In short, these are all part of the archaeology of rules and regulation – the topic of a recent book. I’ve reviewed the book and thought it contained some fascinating and interesting academic studies. Yet, I did note how little attention was paid to public signage: locations, materials, choices of images and text, and how they attempt to assert rules and regulations.

There is a long history of these, from Roman milestones and medieval crosses to post-medieval property boundaries and modern road signs. Our contemproary landscape is packed is heaving with them, on gates, fences, pavements and streets.

Some are ‘angry’ – using their text to assert and even sometimes to threaten. Others try to  politely guide us about acceptable dog-walking and use of leads, not to feed horses, and where not to walk using rights of way across private land. Some are simply versions of staying ‘beware’ or ‘keep out’.

Most are professionally printed by landowners and local authorities, yet there are always the best (in terms of idiosyncracies, spellings and layout) which are hand-written. Typographical errors are commonplace. Red and black on white are the colours of authority. They are secured in many fasions too – with nails, screws, string and plastic hoops, while more official ones are placed on their own posts.

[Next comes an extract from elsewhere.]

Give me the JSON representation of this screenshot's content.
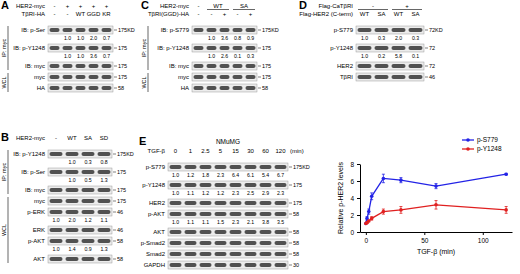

Everyone has them in their locality: here are some of my local ones, punctuating the experience of walkers. Social distancing signs are simply the latest version of a long tradition. A greater awareness and critical evaluation of this plethora of signs from earl history to the present is something archaeologists are well-placed to investigate, from toll houses to railway crossings. I wonder if there are prehistoric equivalents and whether rock-carvings might sometimes be ‘pissing on territory’ too?